4人の外国人枠の使い方に関して真中監督は「うちは投手が弱い。3人は投手で使いたい」と発言。中継ぎ候補にはルーキと新戦力のギルメット、先発候補にはこれまた新戦力のブキャナンとオーレンドルフ。この4名で3つの椅子を争うことになる。
開幕試合から外国人投手の初先発までは、間違いなく中継ぎのルーキとギルメット2名を登録し、バレンティンとグリーンの野手2名も登録することだろう。
問題は外国人投手の初先発以降だ。投手3名を先発、中継ぎでどのように振り分けるかが重要になってくる。「先発1名+中継ぎ2名」の振り分けとなりそうだが、気になることが1つある。
オーレンドルフの処遇に関してだ。オーレンドルフは巨人、中日と争った末、ヤクルトが獲得に成功した。

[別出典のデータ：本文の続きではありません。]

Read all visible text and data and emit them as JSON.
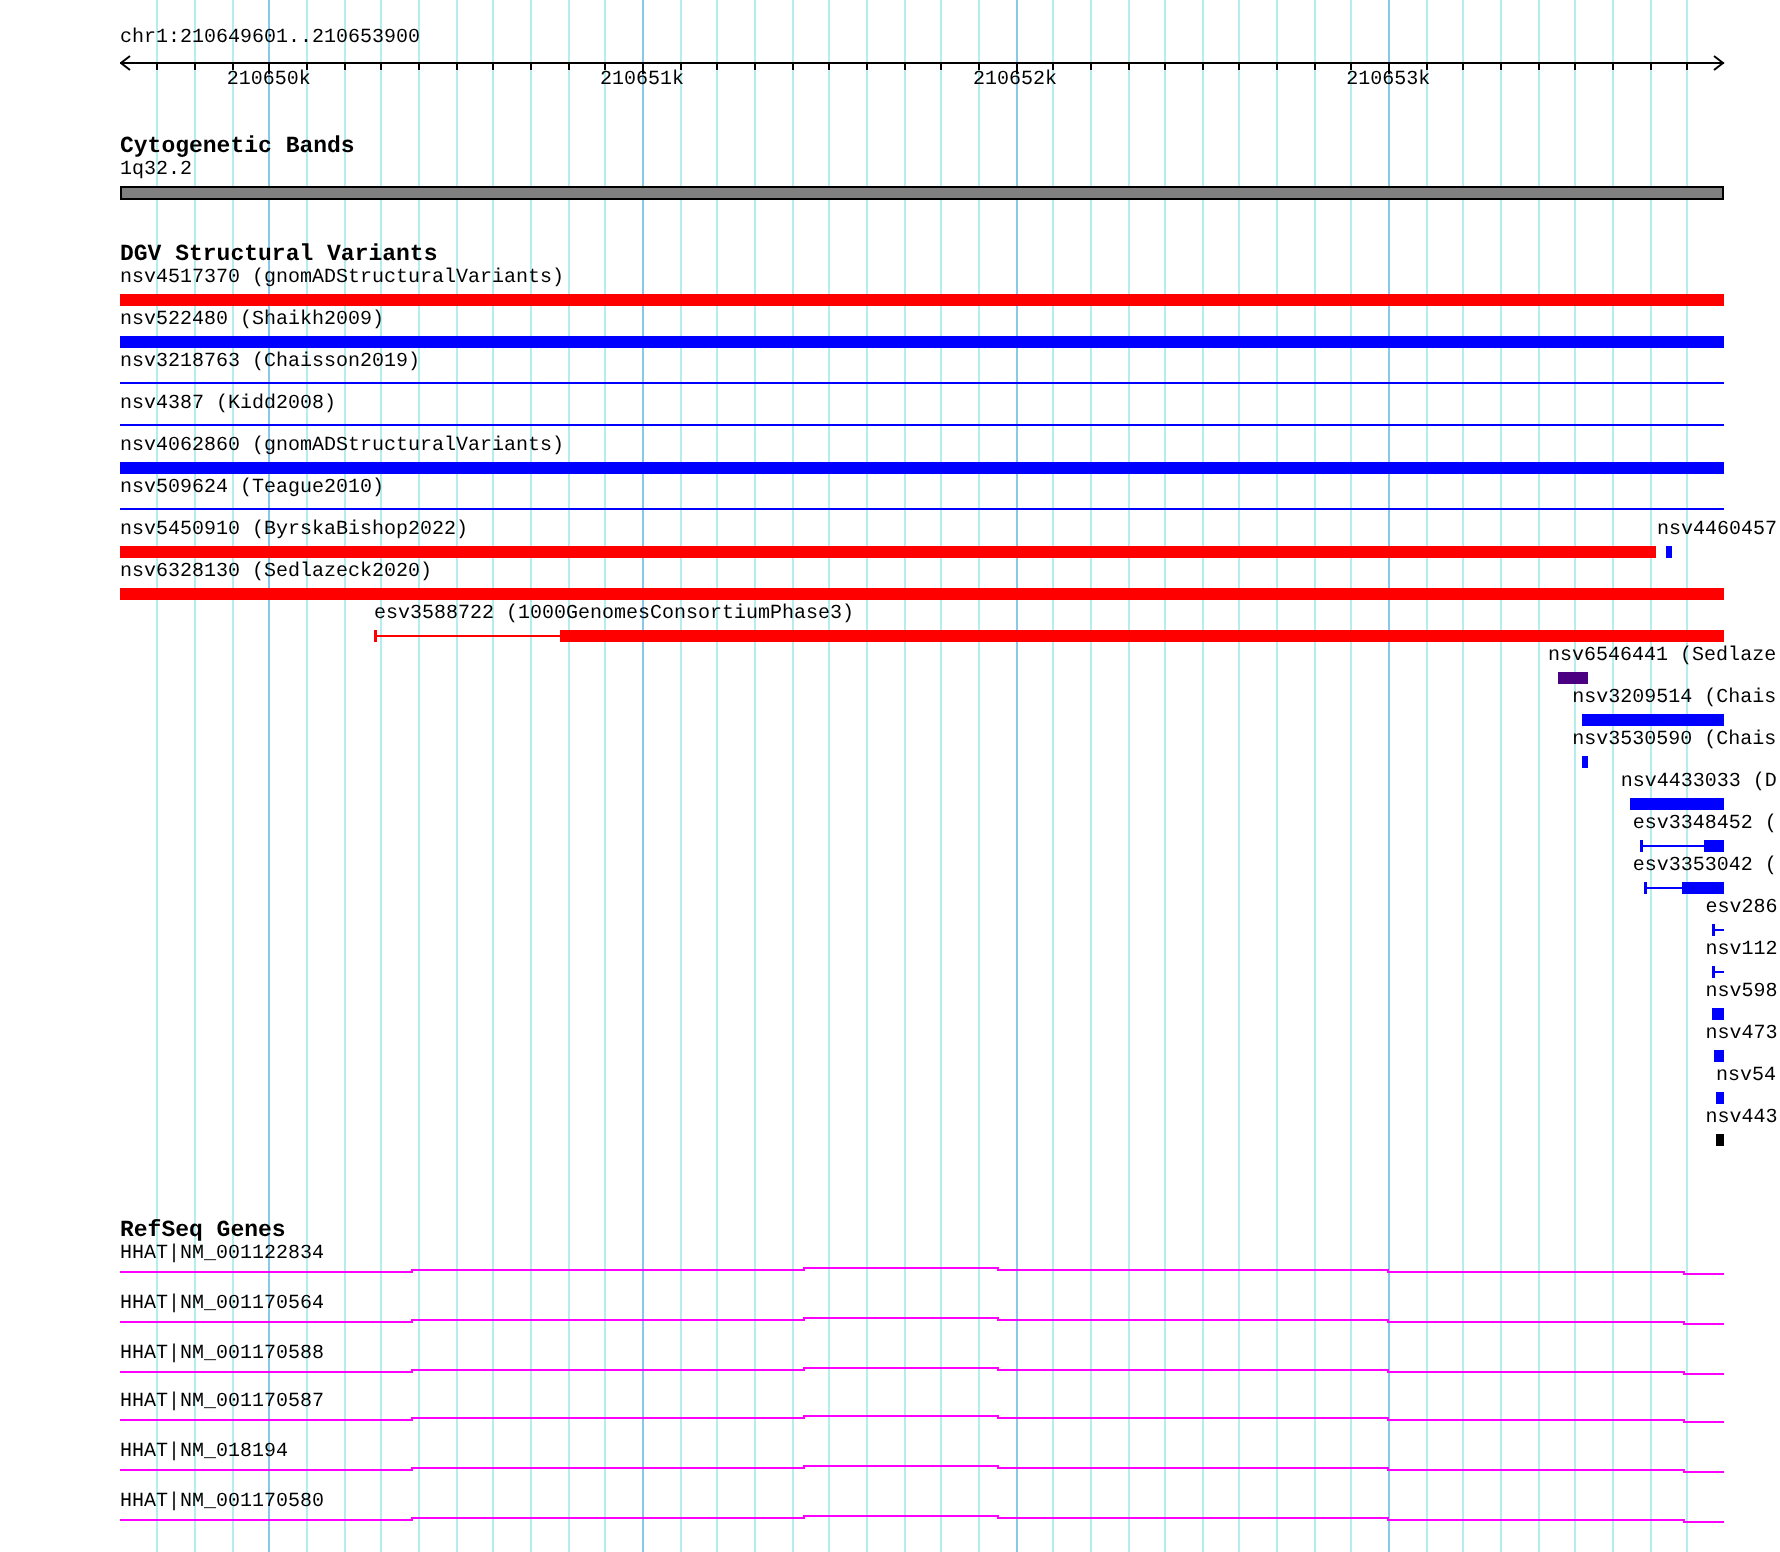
{
  "ruler": {
    "location": "chr1:210649601..210653900",
    "ticks": [
      "210650k",
      "210651k",
      "210652k",
      "210653k"
    ]
  },
  "tracks": [
    {
      "title": "Cytogenetic Bands",
      "kind": "bands",
      "features": [
        {
          "label": "1q32.2"
        }
      ]
    },
    {
      "title": "DGV Structural Variants",
      "kind": "variants",
      "features": [
        {
          "label": "nsv4517370 (gnomADStructuralVariants)",
          "color": "#ff0000",
          "kind": "bar"
        },
        {
          "label": "nsv522480 (Shaikh2009)",
          "color": "#0000ff",
          "kind": "bar"
        },
        {
          "label": "nsv3218763 (Chaisson2019)",
          "color": "#0000ff",
          "kind": "line"
        },
        {
          "label": "nsv4387 (Kidd2008)",
          "color": "#0000ff",
          "kind": "line"
        },
        {
          "label": "nsv4062860 (gnomADStructuralVariants)",
          "color": "#0000ff",
          "kind": "bar"
        },
        {
          "label": "nsv509624 (Teague2010)",
          "color": "#0000ff",
          "kind": "line"
        },
        {
          "label": "nsv5450910 (ByrskaBishop2022)",
          "color": "#ff0000",
          "kind": "bar"
        },
        {
          "label": "nsv4460457",
          "color": "#0000ff",
          "kind": "bar"
        },
        {
          "label": "nsv6328130 (Sedlazeck2020)",
          "color": "#ff0000",
          "kind": "bar"
        },
        {
          "label": "esv3588722 (1000GenomesConsortiumPhase3)",
          "color": "#ff0000",
          "kind": "split"
        },
        {
          "label": "nsv6546441 (Sedlaze",
          "color": "#4b0082",
          "kind": "bar"
        },
        {
          "label": "nsv3209514 (Chais",
          "color": "#0000ff",
          "kind": "bar"
        },
        {
          "label": "nsv3530590 (Chais",
          "color": "#0000ff",
          "kind": "bar"
        },
        {
          "label": "nsv4433033 (D",
          "color": "#0000ff",
          "kind": "bar"
        },
        {
          "label": "esv3348452 (",
          "color": "#0000ff",
          "kind": "split"
        },
        {
          "label": "esv3353042 (",
          "color": "#0000ff",
          "kind": "split"
        },
        {
          "label": "esv286",
          "color": "#0000ff",
          "kind": "split"
        },
        {
          "label": "nsv112",
          "color": "#0000ff",
          "kind": "split"
        },
        {
          "label": "nsv598",
          "color": "#0000ff",
          "kind": "bar"
        },
        {
          "label": "nsv473",
          "color": "#0000ff",
          "kind": "bar"
        },
        {
          "label": "nsv54",
          "color": "#0000ff",
          "kind": "bar"
        },
        {
          "label": "nsv443",
          "color": "#000000",
          "kind": "bar"
        }
      ]
    },
    {
      "title": "RefSeq Genes",
      "kind": "genes",
      "features": [
        {
          "label": "HHAT|NM_001122834"
        },
        {
          "label": "HHAT|NM_001170564"
        },
        {
          "label": "HHAT|NM_001170588"
        },
        {
          "label": "HHAT|NM_001170587"
        },
        {
          "label": "HHAT|NM_018194"
        },
        {
          "label": "HHAT|NM_001170580"
        }
      ]
    }
  ]
}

その要因は、オーレンドルフは先発での起用を希望し、ヤクルトは先発要員として獲得を目指していたから。お互いのニーズは合致している。ここまでは問題ない。
気になるのはオーレンドルフとの契約内容。契約に「本人の同意なしに2軍降格不可」といった条項が盛り込まれている可能性はないのだろうか。ある程度実績のあるメジャーリーガーだったオーレンドルフならば、そういった契約条項が含まれていてもおかしくない。

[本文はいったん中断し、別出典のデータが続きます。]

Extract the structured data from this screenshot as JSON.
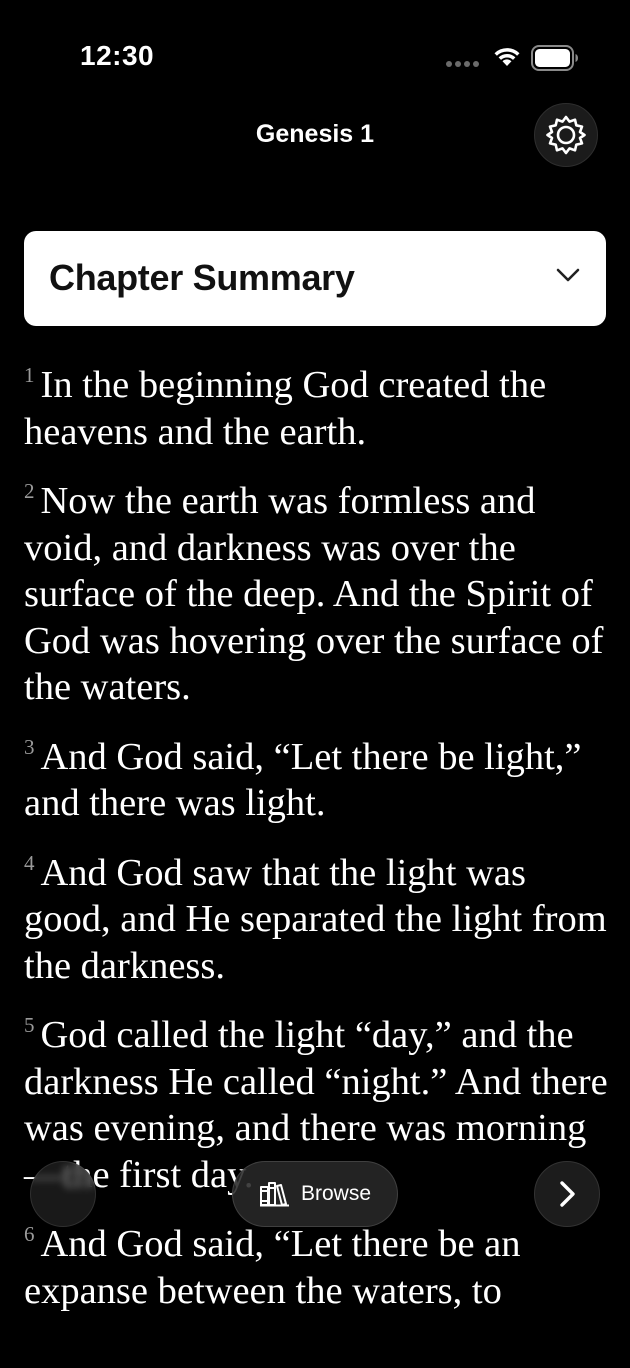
{
  "status_bar": {
    "time": "12:30",
    "icons": [
      "signal-icon",
      "wifi-icon",
      "battery-icon"
    ]
  },
  "header": {
    "title": "Genesis 1",
    "settings_icon": "gear-icon"
  },
  "summary": {
    "title": "Chapter Summary",
    "icon": "chevron-down-icon"
  },
  "verses": [
    {
      "num": "1",
      "text": "In the beginning God created the heavens and the earth."
    },
    {
      "num": "2",
      "text": "Now the earth was formless and void, and darkness was over the surface of the deep. And the Spirit of God was hovering over the surface of the waters."
    },
    {
      "num": "3",
      "text": "And God said, “Let there be light,” and there was light."
    },
    {
      "num": "4",
      "text": "And God saw that the light was good, and He separated the light from the darkness."
    },
    {
      "num": "5",
      "text": "God called the light “day,” and the darkness He called “night.” And there was evening, and there was morning—the first day."
    },
    {
      "num": "6",
      "text": "And God said, “Let there be an expanse between the waters, to"
    }
  ],
  "controls": {
    "browse_label": "Browse",
    "browse_icon": "books-icon",
    "next_icon": "chevron-right-icon"
  },
  "colors": {
    "background": "#000000",
    "text": "#ffffff",
    "verse_number": "#9a9a9a",
    "card": "#ffffff"
  }
}
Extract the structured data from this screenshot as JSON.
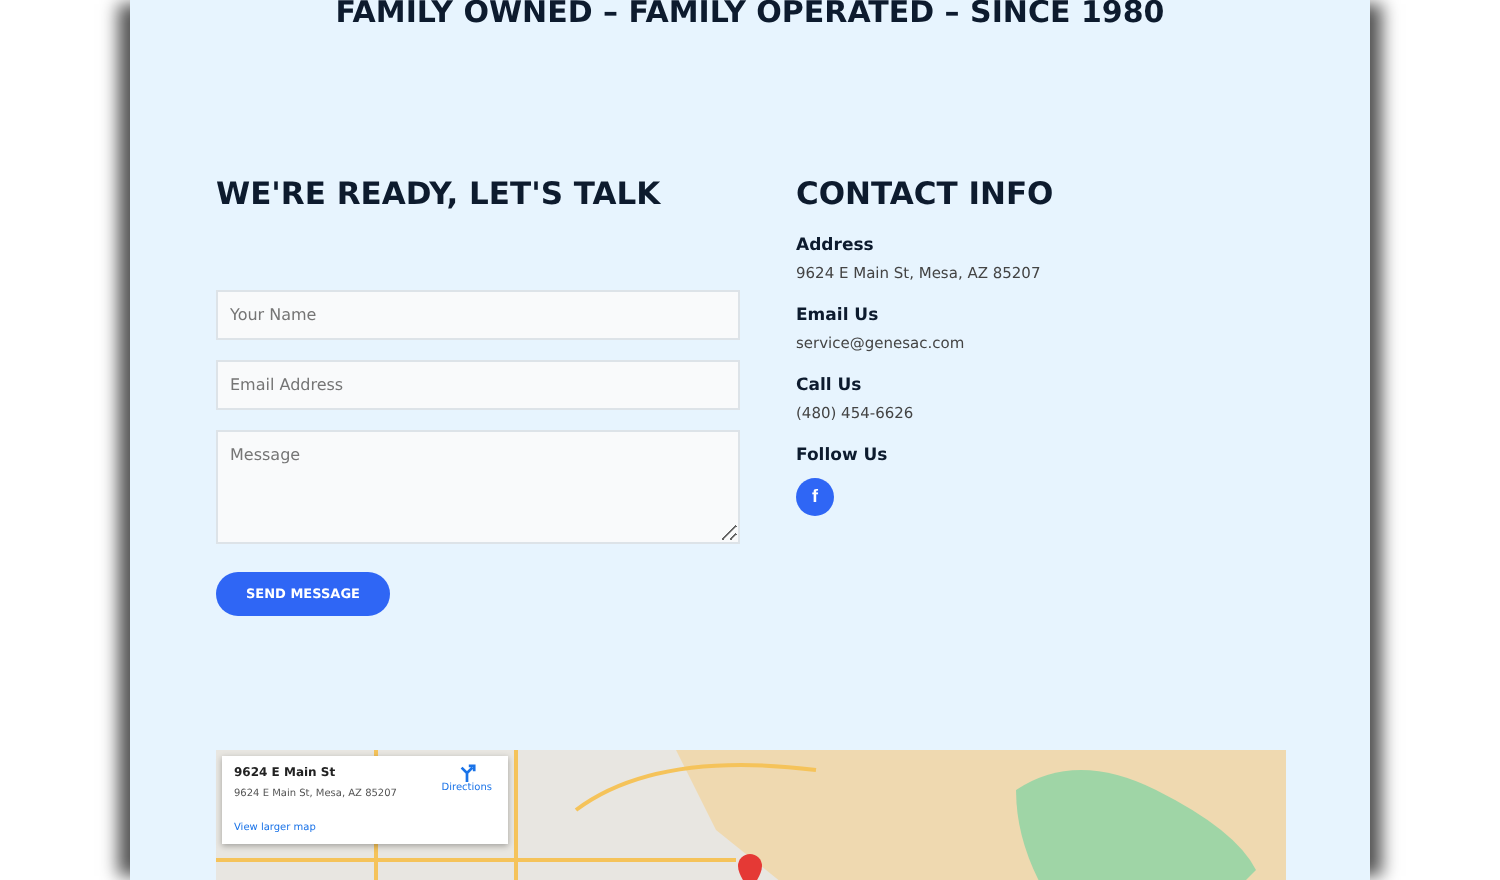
{
  "tagline": "FAMILY OWNED – FAMILY OPERATED – SINCE 1980",
  "form": {
    "heading": "WE'RE READY, LET'S TALK",
    "fields": [
      {
        "kind": "input",
        "placeholder": "Your Name"
      },
      {
        "kind": "input",
        "placeholder": "Email Address"
      },
      {
        "kind": "textarea",
        "placeholder": "Message"
      }
    ],
    "button": "SEND MESSAGE"
  },
  "contact": {
    "heading": "CONTACT INFO",
    "items": [
      {
        "label": "Address",
        "value": "9624 E Main St, Mesa, AZ 85207"
      },
      {
        "label": "Email Us",
        "value": "service@genesac.com"
      },
      {
        "label": "Call Us",
        "value": "(480) 454-6626"
      }
    ],
    "follow": "Follow Us",
    "social": [
      {
        "glyph": "f"
      }
    ]
  },
  "map": {
    "card": {
      "title": "9624 E Main St",
      "address": "9624 E Main St, Mesa, AZ 85207",
      "directions": "Directions",
      "larger": "View larger map"
    }
  }
}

その場合、先発の1枠が埋まってしまい、ブキャナンとともにローテーションで起用することが難しくなる。
契約内容が明かされることはないだろうが、投手陣と外国人枠のやりくりにおいて、非常に重要なポイントであることは間違いない。
昨シーズンは、オンドルセクが抑えだったものの「ブチギレ事件」を起こして途中帰国。それ以降は秋吉亮が抑えを務めた。秋吉はシーズンを通して安定した投球を見せ、無事に代役を果たした。しかし、シーズン終了後に真中監督は秋吉の抑えを白紙に戻した。
報道陣には「秋吉は頑張ったがクローザーのイメージを持てない。ルーキ、新外国人らが候補」と語っている。秋吉をクローザーではなく、優勝した2015年のようにセットアッパーや火消し、ときには抑えと柔軟に起用したい思いがあるのだろう。

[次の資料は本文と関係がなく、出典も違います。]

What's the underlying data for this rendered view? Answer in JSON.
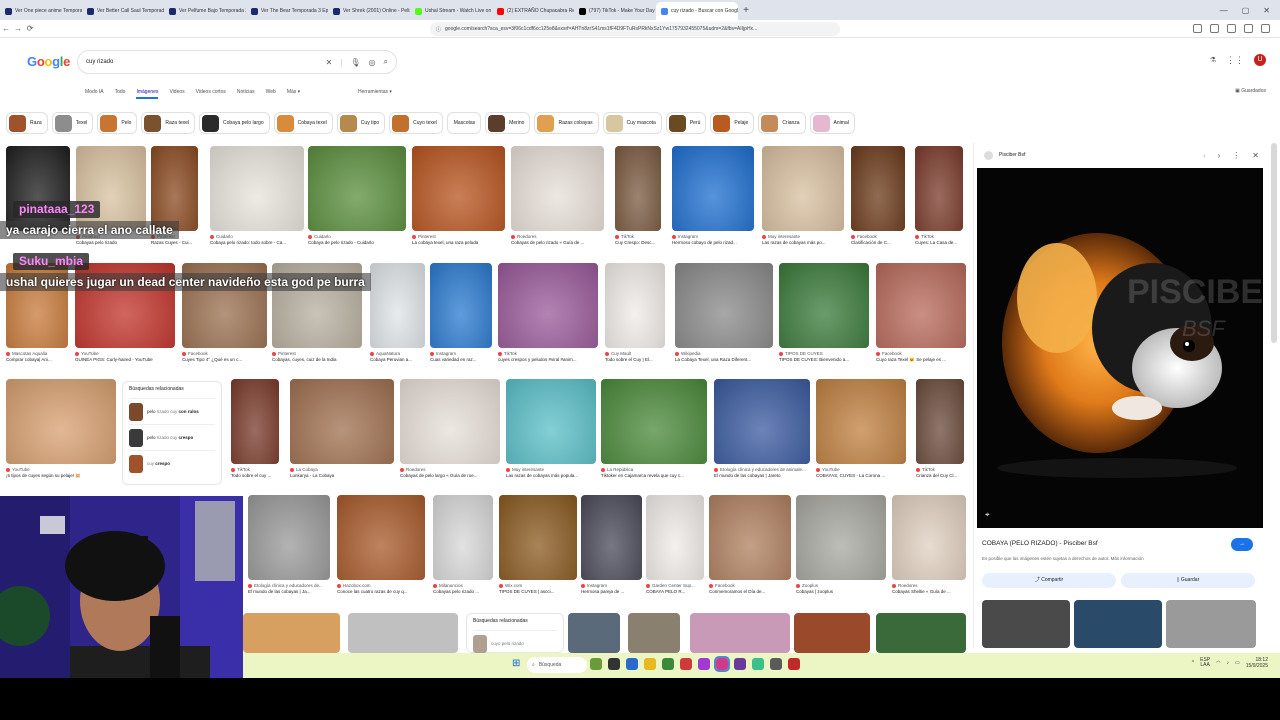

とはいうものの、抑え候補がたくさんいるわけではない。ギルメット、ルーキ、秋吉を候補に、キャンプとオープン戦での様子を見て判断していくことになりそうだ。
また、昨年投手を担当したコーチの配置が今シーズンから大きく変わった。高津臣吾1軍投手コーチが2軍監督に就任。代わって伊藤智仁コーチと石井弘寿コーチが1軍投手コーチに。そして、この2コーチを戦略コーチ兼投手コーチ補佐として押尾健一コーチがサポートする3人体制が敷かれた。
今シーズンは、ブルペン担当だった伊藤コーチがベンチに入り、石井コーチがブルペンを見ることになるだろう。高津前コーチが取り入れた肩の作り方、準備の仕方が大きく変わることはないだろうが、ブルペンの体制にも戸惑いが生じる可能性もある。
昨シーズン、リリーフ陣は神宮球場ブルペンでは登板予定の回から逆算して肩を作っていた。例えば秋吉が9回から投げるのであれば、8回裏に準備を始める。そして、8回を投げるルーキは7回裏から準備に入るといった具合だ。こういったブルペン運用の方針に変化はあるのだろうか。
今シーズンのヤクルト投手陣は先発、中継ぎ、抑えともに問題は多い。しかし、新体制で立て直しを図り、新たな土台を作ってくれることを期待したい。